Peu de côté positifs dont on pourrait dire qu'ils compensent l'absence de classe et d'amis pour les enfants : peu d'exercices qu'on pourrait dire pratiques sur la navigation, des escales uniquement occupées à s'approvisionner ou à se soigner etc ...
La fille n'a pas le droit de monter sur le pont dès qu'il fait mauvais, car il y a un seul gilet taille enfant, et qu'il est réservé à son frère, sans qu'il soit jamais question d'en acheter un autre, jusqu'à ce qu'elle puisse utiliser ceux des adultes.
On lui refuse totalement le droit de parler de la tempête qui lui a valu un un gros traumatisme crânien et des points de suture à vif dans une île dépourvu d'hôpital, alors qu'elle en fait continuellement des cauchemars.
Puis elle grandit, elle est pratiquement esclave, devant aider sans cesse à la cuisine, aux divers travaux. On lui refuse presque toujours d'aller en classe, même quand une escale est assez longue pour que ce soit possible. Et quand elle obtient au moins des cours par correspondance, tout semble fait pour qu'elle ne puisse guère y travailler. Sans cesse accusée de gêner si elle occupe une table. Sa mère lui demande toutes les 5 mn d'aller lui préparer un thé, lui chercher quelque chose.

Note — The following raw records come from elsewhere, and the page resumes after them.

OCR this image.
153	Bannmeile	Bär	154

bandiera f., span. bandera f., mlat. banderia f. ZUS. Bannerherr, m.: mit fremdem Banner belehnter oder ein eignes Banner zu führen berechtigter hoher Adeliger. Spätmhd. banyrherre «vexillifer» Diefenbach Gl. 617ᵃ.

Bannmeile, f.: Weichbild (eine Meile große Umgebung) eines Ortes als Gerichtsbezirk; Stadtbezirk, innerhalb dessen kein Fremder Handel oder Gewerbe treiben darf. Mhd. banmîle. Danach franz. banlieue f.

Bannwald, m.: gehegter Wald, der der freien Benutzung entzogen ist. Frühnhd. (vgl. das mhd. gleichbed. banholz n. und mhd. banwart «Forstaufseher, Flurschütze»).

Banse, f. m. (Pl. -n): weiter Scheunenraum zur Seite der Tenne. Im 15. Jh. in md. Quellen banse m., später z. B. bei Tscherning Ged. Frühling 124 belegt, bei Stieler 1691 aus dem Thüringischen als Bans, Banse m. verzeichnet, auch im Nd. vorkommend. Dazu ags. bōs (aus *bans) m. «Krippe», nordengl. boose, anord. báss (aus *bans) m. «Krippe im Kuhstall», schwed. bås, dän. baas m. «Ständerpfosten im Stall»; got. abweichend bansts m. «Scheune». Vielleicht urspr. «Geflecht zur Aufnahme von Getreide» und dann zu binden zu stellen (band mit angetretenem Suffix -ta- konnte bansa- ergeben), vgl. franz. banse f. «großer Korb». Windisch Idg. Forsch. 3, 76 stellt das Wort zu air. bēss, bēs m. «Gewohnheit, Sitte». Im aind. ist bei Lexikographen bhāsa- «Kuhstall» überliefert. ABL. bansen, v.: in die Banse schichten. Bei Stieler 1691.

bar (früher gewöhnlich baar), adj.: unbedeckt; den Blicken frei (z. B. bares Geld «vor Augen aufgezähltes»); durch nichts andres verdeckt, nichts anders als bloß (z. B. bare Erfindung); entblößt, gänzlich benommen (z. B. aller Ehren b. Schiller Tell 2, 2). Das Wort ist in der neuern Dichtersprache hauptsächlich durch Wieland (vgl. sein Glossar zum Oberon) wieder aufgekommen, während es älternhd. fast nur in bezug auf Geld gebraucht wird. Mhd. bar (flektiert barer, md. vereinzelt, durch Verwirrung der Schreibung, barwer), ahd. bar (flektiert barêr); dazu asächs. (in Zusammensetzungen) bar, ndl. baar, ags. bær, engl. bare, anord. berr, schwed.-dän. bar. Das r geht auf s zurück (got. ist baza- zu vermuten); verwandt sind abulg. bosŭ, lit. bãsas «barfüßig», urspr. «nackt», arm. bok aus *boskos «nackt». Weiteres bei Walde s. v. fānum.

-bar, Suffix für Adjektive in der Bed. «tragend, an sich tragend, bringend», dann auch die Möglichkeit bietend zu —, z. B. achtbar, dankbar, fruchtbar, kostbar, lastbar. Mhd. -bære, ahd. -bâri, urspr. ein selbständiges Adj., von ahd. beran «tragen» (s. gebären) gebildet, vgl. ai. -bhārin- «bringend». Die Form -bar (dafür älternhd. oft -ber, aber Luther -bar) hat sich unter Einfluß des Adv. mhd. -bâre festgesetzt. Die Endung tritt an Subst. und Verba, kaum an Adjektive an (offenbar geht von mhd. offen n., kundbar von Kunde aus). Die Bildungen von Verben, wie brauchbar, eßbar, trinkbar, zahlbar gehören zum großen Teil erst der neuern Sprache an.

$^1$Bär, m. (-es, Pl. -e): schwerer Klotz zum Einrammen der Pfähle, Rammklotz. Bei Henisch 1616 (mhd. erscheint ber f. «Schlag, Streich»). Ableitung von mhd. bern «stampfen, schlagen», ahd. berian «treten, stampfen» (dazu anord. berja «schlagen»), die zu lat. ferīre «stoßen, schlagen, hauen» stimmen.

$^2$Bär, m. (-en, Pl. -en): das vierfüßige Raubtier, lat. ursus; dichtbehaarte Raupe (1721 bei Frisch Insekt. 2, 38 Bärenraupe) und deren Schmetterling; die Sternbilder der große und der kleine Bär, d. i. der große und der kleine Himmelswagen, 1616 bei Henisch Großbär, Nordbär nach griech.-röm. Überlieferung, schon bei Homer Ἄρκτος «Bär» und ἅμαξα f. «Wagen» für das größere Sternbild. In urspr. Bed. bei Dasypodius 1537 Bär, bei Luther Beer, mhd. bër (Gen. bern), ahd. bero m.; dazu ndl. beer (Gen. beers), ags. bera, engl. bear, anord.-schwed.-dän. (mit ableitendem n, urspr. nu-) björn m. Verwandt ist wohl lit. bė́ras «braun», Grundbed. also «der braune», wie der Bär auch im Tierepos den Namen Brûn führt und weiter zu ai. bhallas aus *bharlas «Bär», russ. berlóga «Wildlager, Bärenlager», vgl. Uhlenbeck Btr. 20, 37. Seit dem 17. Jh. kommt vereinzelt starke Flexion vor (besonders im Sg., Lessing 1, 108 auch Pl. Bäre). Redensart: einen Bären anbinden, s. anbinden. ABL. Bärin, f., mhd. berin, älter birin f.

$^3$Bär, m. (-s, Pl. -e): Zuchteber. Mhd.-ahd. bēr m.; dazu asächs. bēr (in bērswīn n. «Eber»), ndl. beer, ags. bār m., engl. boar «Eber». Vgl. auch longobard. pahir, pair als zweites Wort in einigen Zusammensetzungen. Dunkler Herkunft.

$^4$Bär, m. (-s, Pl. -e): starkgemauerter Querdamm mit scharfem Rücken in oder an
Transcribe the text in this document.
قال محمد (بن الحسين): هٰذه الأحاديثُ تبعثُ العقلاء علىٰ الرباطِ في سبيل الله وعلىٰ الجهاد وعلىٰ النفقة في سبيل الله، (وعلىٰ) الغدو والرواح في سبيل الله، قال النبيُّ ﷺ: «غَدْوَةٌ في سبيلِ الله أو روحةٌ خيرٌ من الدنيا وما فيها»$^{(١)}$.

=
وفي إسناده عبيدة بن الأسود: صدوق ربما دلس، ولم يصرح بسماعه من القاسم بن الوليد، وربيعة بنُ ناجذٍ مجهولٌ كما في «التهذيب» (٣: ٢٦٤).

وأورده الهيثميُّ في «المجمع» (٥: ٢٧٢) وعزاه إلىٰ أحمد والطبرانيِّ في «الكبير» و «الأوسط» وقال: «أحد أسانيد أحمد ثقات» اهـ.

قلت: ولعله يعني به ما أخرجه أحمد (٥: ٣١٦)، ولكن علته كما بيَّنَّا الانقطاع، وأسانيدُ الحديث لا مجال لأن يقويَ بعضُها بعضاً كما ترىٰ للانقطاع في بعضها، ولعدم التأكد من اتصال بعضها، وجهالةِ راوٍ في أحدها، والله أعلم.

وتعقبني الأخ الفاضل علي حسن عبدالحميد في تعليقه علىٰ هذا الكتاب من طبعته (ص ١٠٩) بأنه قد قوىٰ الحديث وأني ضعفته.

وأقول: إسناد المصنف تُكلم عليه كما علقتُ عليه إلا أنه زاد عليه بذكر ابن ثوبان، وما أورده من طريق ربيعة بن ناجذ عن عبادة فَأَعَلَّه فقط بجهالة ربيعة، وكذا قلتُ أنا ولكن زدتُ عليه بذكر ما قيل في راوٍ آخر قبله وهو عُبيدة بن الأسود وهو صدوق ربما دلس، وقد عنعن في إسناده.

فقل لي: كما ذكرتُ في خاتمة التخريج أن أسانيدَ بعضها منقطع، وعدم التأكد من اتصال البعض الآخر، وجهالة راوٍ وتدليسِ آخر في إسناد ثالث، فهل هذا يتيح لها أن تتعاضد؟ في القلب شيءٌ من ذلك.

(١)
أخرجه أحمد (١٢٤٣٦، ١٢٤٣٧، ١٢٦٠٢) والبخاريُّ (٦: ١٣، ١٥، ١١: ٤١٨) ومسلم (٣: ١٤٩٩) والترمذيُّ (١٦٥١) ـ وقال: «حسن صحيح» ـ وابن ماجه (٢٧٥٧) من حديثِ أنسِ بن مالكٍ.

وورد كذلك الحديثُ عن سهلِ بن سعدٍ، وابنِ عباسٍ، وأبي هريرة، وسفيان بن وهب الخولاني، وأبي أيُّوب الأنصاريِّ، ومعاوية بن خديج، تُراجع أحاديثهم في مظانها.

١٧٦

Son père décide de lever l'ancre quand bon lui semble, alors que ses cours ne sont pas encore arrivés. Dès qu'elle se plaint on l'accuse d'avoir mauvais caractère mais sa mère peut rester des jours sans lui adresser la parole.
Quand elle supplie d'entrer en internat, ses parents lui répondent qu'ils n'ont pas l'argent, et que quand ils en auront, ce sera pour son frère. Et quand elle parvient à gagner quelques sous en travaillant lors des escales, espérant s'offrir une robe, son père les lui prend, et on lui reproche d'être égoïste, de ne pas choisir le bien commun.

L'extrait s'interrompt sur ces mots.